The alternatives are dim and include:
1. A mit liability at the Alternate Medical Care Hearing and potentially accept liability "for all time";
2. Deny liability without medical evidence to refute the claimant's personal physician's opinion and risk a penalty award and/or a bad faith suit;
3. Move for a continuance or dismissal of the alternate medical care petition as premature. Some deputy commissioners are inclined to grant such a motion, though this is risky and the employer will have to be prepared to either admit or deny the claim if such a motion is not granted by the particular Deputy Commissioner hearing the case;
4. Admit liability based on the only medical information available, attempt to develop contrary evidence after the fact, and move for an opportunity to amend the admission based on a theory that there was "a significant change in the facts after the admission of liability that could justify a change of position by the employer." Again, there is no guarantee that the amendment will be allowed simply because further investigation revealed a potential available defense.

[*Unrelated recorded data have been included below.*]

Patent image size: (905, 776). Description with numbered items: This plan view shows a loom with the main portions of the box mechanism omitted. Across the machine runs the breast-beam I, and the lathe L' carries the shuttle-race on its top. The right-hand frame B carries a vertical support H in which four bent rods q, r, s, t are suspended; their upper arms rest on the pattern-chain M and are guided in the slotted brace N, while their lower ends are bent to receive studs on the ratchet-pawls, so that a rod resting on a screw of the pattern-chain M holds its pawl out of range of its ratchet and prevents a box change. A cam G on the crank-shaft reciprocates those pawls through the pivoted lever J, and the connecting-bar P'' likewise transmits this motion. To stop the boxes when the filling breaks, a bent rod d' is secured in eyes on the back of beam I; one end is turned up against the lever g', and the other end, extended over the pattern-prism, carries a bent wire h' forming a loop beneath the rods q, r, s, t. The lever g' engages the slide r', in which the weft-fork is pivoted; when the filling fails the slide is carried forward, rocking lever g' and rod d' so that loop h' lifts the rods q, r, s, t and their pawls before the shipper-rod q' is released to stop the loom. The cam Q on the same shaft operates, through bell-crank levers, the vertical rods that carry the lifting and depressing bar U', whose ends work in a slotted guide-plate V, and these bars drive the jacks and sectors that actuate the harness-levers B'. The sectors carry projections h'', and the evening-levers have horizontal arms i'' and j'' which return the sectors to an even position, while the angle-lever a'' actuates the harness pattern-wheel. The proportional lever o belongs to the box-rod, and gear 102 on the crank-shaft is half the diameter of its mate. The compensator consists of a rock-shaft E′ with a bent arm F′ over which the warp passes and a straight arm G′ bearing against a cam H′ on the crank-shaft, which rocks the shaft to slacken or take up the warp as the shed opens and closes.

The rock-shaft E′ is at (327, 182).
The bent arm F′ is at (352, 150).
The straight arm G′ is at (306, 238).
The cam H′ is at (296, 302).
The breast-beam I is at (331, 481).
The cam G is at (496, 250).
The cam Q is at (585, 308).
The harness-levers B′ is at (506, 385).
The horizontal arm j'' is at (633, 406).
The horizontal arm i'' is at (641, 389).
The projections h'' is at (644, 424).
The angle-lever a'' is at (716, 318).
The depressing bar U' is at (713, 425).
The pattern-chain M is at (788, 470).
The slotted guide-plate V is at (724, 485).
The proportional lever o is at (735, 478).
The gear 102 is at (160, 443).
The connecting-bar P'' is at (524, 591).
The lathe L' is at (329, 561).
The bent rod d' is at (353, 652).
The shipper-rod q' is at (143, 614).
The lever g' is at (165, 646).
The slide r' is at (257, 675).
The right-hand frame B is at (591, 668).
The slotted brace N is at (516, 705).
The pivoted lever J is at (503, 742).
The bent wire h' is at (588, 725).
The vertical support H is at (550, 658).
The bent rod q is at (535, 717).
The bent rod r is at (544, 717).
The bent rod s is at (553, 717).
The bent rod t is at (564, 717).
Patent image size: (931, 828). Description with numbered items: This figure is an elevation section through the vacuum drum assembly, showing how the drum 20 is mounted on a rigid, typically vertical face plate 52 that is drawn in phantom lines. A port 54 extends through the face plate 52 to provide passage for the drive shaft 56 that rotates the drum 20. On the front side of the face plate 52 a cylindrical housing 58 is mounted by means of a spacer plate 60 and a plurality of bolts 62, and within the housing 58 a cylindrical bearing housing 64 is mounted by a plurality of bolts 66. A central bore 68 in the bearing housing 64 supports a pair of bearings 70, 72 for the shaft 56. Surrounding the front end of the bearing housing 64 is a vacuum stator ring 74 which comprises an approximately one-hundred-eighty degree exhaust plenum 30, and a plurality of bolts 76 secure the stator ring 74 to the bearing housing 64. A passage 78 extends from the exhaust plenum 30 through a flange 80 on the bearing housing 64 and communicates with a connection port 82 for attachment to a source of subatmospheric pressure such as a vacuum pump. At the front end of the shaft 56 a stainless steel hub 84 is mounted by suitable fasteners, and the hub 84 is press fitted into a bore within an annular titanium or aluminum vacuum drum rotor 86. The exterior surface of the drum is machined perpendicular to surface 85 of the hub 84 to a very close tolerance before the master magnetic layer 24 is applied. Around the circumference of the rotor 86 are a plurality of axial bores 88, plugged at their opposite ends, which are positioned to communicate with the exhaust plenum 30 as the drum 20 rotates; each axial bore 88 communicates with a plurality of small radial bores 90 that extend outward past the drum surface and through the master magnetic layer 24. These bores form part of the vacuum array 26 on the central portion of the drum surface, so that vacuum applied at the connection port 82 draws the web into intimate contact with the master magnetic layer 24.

Most certainly, the Iowa Supreme Court has not been presented with nor is it likely that the Court contemplated or envisioned the use of the alternate medical care proceeding as a tactical tool for the claimant's advantage. From a practical standpoint, however, the Court may have created a situation in which the employee can gain a tactical advantage over the employer through the use of an early alternate medical care petition.
From the claimant attorney's perspective, he/she may have an ethical duty to utilize this procedure to gain the tactical advantage and act in his/her client's best interest. Therefore, although this is not the intention or purpose of the alternate medical care process, it woudl ot be surprising to see this develop into a more highly used technique to force employers into early and difficult decisions in worker's compensation claims.
Employers need to contemplate this situation and be prepared on a case by case basis to make decisions to combat this potential litigation tactic. Retention of counsel at the earlies possible moment may be important to the defense of such claims. Identification of other potential factual disputes to justify a denial may be one means of combating the use of such litigation tactics. For instance, if you can challenge the claim on a notice defense, obtain witness statements indicating there is some other potential cause, etc., the employer may be able to develop a potential defense without the need to specifically refute the medical opinions. However, if the issue comes down to medical evidence on causal connection and the employee uses this litigation tactic, employers are going to be placed into very difficult positions and are going to be forced to make difficult decisions with significant potential monetary ramifications very early in claims.